Wells Fargo’s Brian Jacobsen asks: How inevitable is a market correction?

Brian Jacobsen, chief portfolio strategist at Wells Fargo Asset Management, has considered the inevitability of market corrections.

The S&P 500 Index ended May at 2.3% off its all-time high of 1,669, which was set a mere 10 days earlier. Some investors have probably been thinking that the market has run too high, too fast, and they are waiting for a 5% to 10% pullback before jumping in. Of course, they probably started saying that 20% to 30% ago. In the effort to avoid a 5% to 10% loss, they gave up 20% to 30% in gains.

This is not to say that a market correction of 5% to 10% won’t happen, but it’s not inevitable. As we’ve argued before, we think the equity market is going through a long-term market correction, but a correction to the upside, not the downside. Perhaps it will seem richly valued if we go above 1,720 before the end of the year, but even at that level, stocks would look attractive for those with investment horizons of three years or more instead of three days or less.

One statistic that some media outlets have thrown out there is that the market declines 5% to 10%, on average, every three years, and that we are overdue for a correction. This claim is an example of a bad use of statistics.

I looked at the daily closing values of the S&P 500 Index since January 5, 1950, and measured how long it took before the market went down 5% or 10% from any given day. For 54.3% of the days, I found no 5% correction. For 69.3% of the days, I found no 10% correction. In other words, if you invested on any random day, you would have had less than a 45.7% chance that the S&P 500 Index would have gone below 5% lower than you started and less than a 30.7% chance that the market would have gone 10% lower than you started. In other words, there is nothing inevitable about there being a market correction.

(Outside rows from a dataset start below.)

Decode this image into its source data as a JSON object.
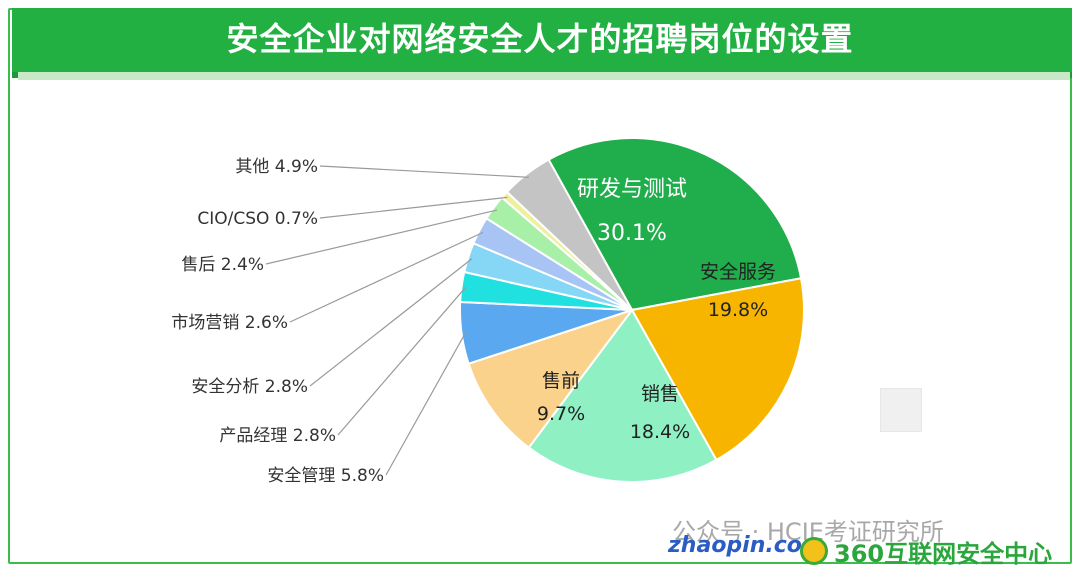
{
  "title": "安全企业对网络安全人才的招聘岗位的设置",
  "watermark": "公众号 · HCIE考证研究所",
  "logos": {
    "zhaopin": "zhaopin.com",
    "sec360": "360互联网安全中心"
  },
  "chart_data": {
    "type": "pie",
    "title": "安全企业对网络安全人才的招聘岗位的设置",
    "slices": [
      {
        "label": "研发与测试",
        "value": 30.1,
        "display": "30.1%",
        "color": "#1fae4b",
        "label_style": "inside-light"
      },
      {
        "label": "安全服务",
        "value": 19.8,
        "display": "19.8%",
        "color": "#f7b500",
        "label_style": "inside"
      },
      {
        "label": "销售",
        "value": 18.4,
        "display": "18.4%",
        "color": "#8ff0c4",
        "label_style": "inside"
      },
      {
        "label": "售前",
        "value": 9.7,
        "display": "9.7%",
        "color": "#fbd28b",
        "label_style": "inside"
      },
      {
        "label": "安全管理",
        "value": 5.8,
        "display": "5.8%",
        "color": "#5aa8f0",
        "label_style": "callout"
      },
      {
        "label": "产品经理",
        "value": 2.8,
        "display": "2.8%",
        "color": "#21e0e0",
        "label_style": "callout"
      },
      {
        "label": "安全分析",
        "value": 2.8,
        "display": "2.8%",
        "color": "#86d6f5",
        "label_style": "callout"
      },
      {
        "label": "市场营销",
        "value": 2.6,
        "display": "2.6%",
        "color": "#a8c4f4",
        "label_style": "callout"
      },
      {
        "label": "售后",
        "value": 2.4,
        "display": "2.4%",
        "color": "#a8f0a8",
        "label_style": "callout"
      },
      {
        "label": "CIO/CSO",
        "value": 0.7,
        "display": "0.7%",
        "color": "#eef0a0",
        "label_style": "callout"
      },
      {
        "label": "其他",
        "value": 4.9,
        "display": "4.9%",
        "color": "#c4c4c4",
        "label_style": "callout"
      }
    ]
  }
}
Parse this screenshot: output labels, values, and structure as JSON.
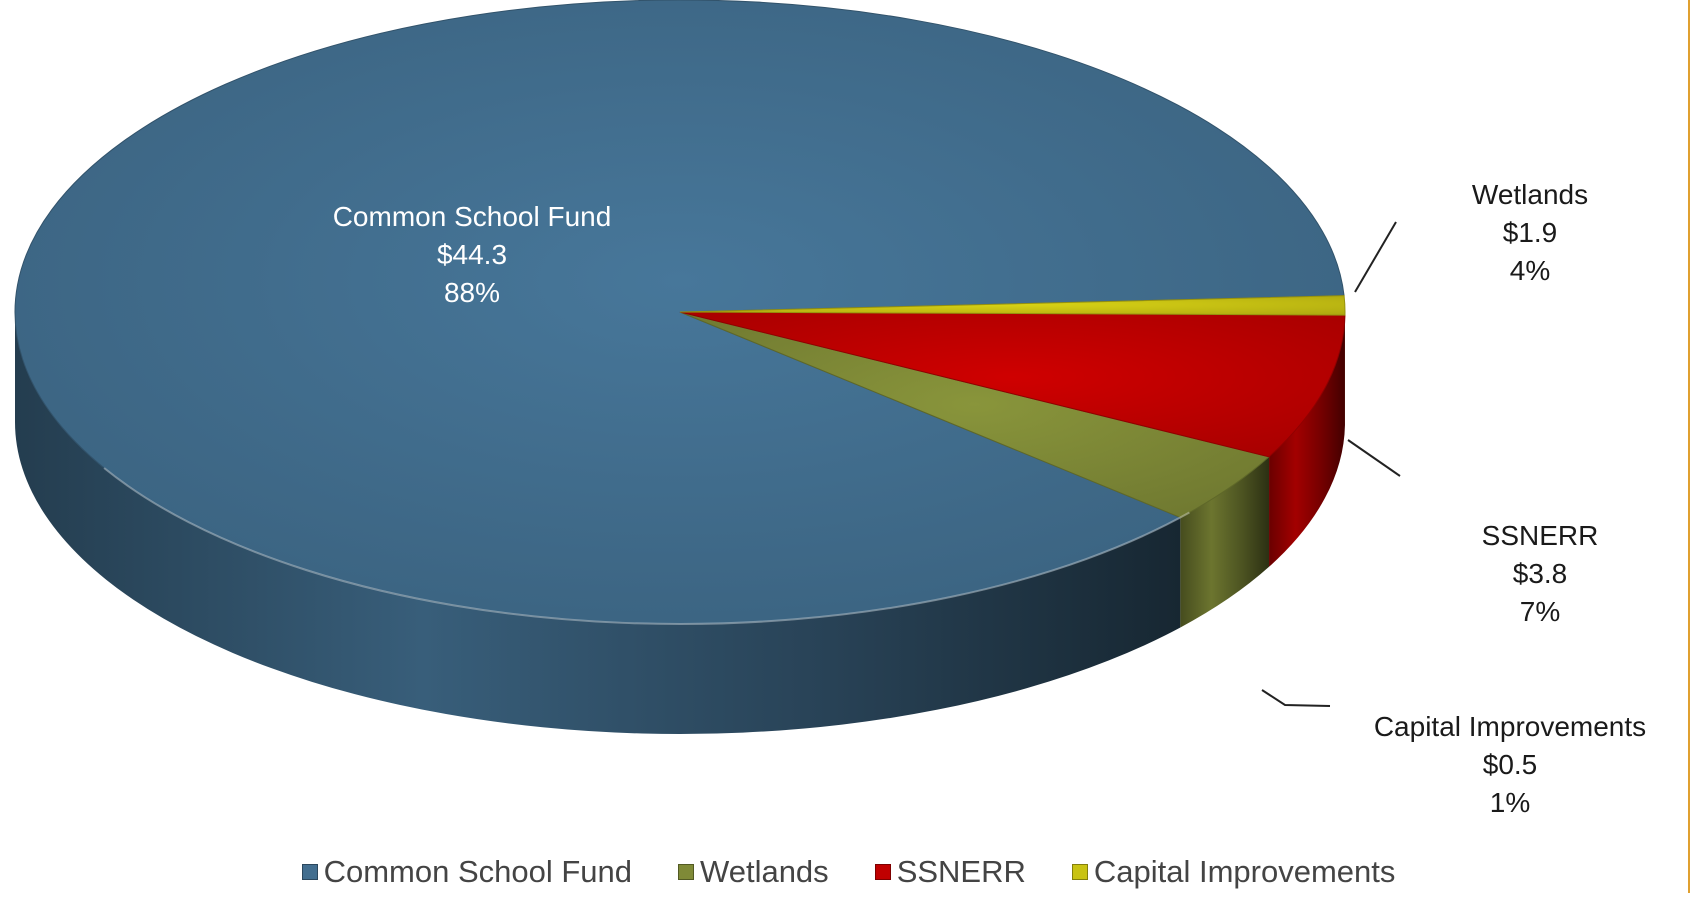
{
  "chart_data": {
    "type": "pie",
    "style": "3d",
    "series": [
      {
        "slices": [
          {
            "label": "Common School Fund",
            "value": 44.3,
            "value_text": "$44.3",
            "percent": 88,
            "percent_text": "88%",
            "color": "#426e8f"
          },
          {
            "label": "Wetlands",
            "value": 1.9,
            "value_text": "$1.9",
            "percent": 4,
            "percent_text": "4%",
            "color": "#7f8a37"
          },
          {
            "label": "SSNERR",
            "value": 3.8,
            "value_text": "$3.8",
            "percent": 7,
            "percent_text": "7%",
            "color": "#c00000"
          },
          {
            "label": "Capital Improvements",
            "value": 0.5,
            "value_text": "$0.5",
            "percent": 1,
            "percent_text": "1%",
            "color": "#c9c313"
          }
        ]
      }
    ],
    "legend_position": "bottom",
    "frame_line_color": "#e0a030"
  }
}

When there were corrections, the average time it took to drop 5% was 2.97 years and the average time it took to drop 10% was 3.16 years. Properly, the media should be reporting, “Assuming that there will be a correction, it will typically take around three years to happen.” That’s different than saying that corrections happen every three years. They don’t. More often than not, corrections don’t happen.